NCBI FTP server is slow or unreachable

Symptoms: Downloads stall, timeouts, "connection refused" errors.

Solutions:

  1. Check DNS resolution:

    nslookup ftp-trace.ncbi.nlm.nih.gov
    

  2. Check if HTTPS works (some networks block FTP):

    curl -I https://ftp-trace.ncbi.nlm.nih.gov/
    

  3. Check for firewall/proxy issues:

    wget --spider https://ftp-trace.ncbi.nlm.nih.gov/ReferenceSamples/giab/
    

  4. Use a VPN — If your institution throttles FTP traffic.

  5. Check if your institution has a GIAB mirror — Some academic centers maintain local copies.

Disk space issues

Symptoms: "No space left on device" or pre-flight check failure.

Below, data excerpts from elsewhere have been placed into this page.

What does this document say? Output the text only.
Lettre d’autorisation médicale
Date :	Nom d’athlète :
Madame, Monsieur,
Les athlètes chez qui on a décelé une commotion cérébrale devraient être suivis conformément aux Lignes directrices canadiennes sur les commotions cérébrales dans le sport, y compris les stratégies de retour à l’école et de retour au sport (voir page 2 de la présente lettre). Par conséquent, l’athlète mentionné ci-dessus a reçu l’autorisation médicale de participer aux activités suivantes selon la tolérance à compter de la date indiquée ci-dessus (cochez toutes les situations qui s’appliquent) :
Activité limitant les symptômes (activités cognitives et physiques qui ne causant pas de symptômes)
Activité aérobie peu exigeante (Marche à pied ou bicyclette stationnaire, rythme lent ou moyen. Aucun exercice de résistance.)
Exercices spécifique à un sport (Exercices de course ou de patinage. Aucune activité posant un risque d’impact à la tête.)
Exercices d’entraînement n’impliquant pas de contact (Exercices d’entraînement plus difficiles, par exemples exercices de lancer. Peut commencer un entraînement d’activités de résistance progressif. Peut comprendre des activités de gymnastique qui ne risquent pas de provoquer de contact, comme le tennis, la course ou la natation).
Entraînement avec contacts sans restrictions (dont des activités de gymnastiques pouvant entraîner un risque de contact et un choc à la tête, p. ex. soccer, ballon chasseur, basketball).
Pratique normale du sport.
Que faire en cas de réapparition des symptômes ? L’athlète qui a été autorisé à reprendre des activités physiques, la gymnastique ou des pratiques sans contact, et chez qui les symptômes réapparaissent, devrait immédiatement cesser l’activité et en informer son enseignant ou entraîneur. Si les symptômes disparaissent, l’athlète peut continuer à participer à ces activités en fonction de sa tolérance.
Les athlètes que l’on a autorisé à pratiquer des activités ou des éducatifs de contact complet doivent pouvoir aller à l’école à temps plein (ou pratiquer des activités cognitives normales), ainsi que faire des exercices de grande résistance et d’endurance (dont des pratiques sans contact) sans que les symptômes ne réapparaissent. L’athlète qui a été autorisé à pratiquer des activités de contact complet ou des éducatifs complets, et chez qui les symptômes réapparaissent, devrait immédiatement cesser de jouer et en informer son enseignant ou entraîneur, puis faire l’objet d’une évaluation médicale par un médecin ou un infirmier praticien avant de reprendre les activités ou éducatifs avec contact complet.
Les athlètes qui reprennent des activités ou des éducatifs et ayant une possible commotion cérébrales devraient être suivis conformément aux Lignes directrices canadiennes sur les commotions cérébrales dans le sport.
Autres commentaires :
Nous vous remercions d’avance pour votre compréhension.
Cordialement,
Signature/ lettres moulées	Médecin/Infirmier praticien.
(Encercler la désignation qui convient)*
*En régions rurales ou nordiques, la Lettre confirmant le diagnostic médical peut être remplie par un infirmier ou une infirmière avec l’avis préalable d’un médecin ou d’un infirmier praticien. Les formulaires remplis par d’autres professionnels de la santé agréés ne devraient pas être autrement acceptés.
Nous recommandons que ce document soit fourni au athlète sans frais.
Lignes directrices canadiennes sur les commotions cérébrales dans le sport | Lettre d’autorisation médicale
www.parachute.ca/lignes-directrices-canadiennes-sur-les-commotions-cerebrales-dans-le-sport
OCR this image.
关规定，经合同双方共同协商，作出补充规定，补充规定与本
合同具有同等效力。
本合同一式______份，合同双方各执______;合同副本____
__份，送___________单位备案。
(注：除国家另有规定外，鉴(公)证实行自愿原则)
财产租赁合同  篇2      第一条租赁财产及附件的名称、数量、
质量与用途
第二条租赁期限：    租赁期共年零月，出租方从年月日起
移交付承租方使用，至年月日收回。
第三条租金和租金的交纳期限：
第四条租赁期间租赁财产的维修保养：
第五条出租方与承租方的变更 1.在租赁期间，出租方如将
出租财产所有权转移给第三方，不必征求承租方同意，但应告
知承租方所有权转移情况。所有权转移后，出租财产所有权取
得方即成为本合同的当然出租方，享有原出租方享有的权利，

Required space by stage: - Stage 1: ~350 GB (200 GB chunks + 11 GB reference + 100 GB merged + workspace) - Stage 2: ~2 GB - Stage 3: ~50 MB

Solutions:

  1. Download stages independently — Stage 2 only needs 2 GB:

    ./setup-data.sh --stage2
    

  2. Symlink data directories to a larger volume:

    ln -s /mnt/large-drive/genomics-data genomics-pipeline/data
    

  3. Skip the merge to save 100 GB (merged files can be created later):

    ./setup-data.sh --stage1 --skip-merge
    

  4. Free space:

    sudo apt-get clean
    docker system prune
    

Download interrupted — how to resume

The script is fully idempotent. Simply re-run the same command:

./setup-data.sh --stage1

How it works: 1. A state file (.data-setup-state) tracks which files have been verified. 2. On re-run, verified files are skipped instantly (no re-download, no re-checksum). 3. Only missing or corrupt files are downloaded. 4. The --verify flag forces a full re-verification (ignores state file).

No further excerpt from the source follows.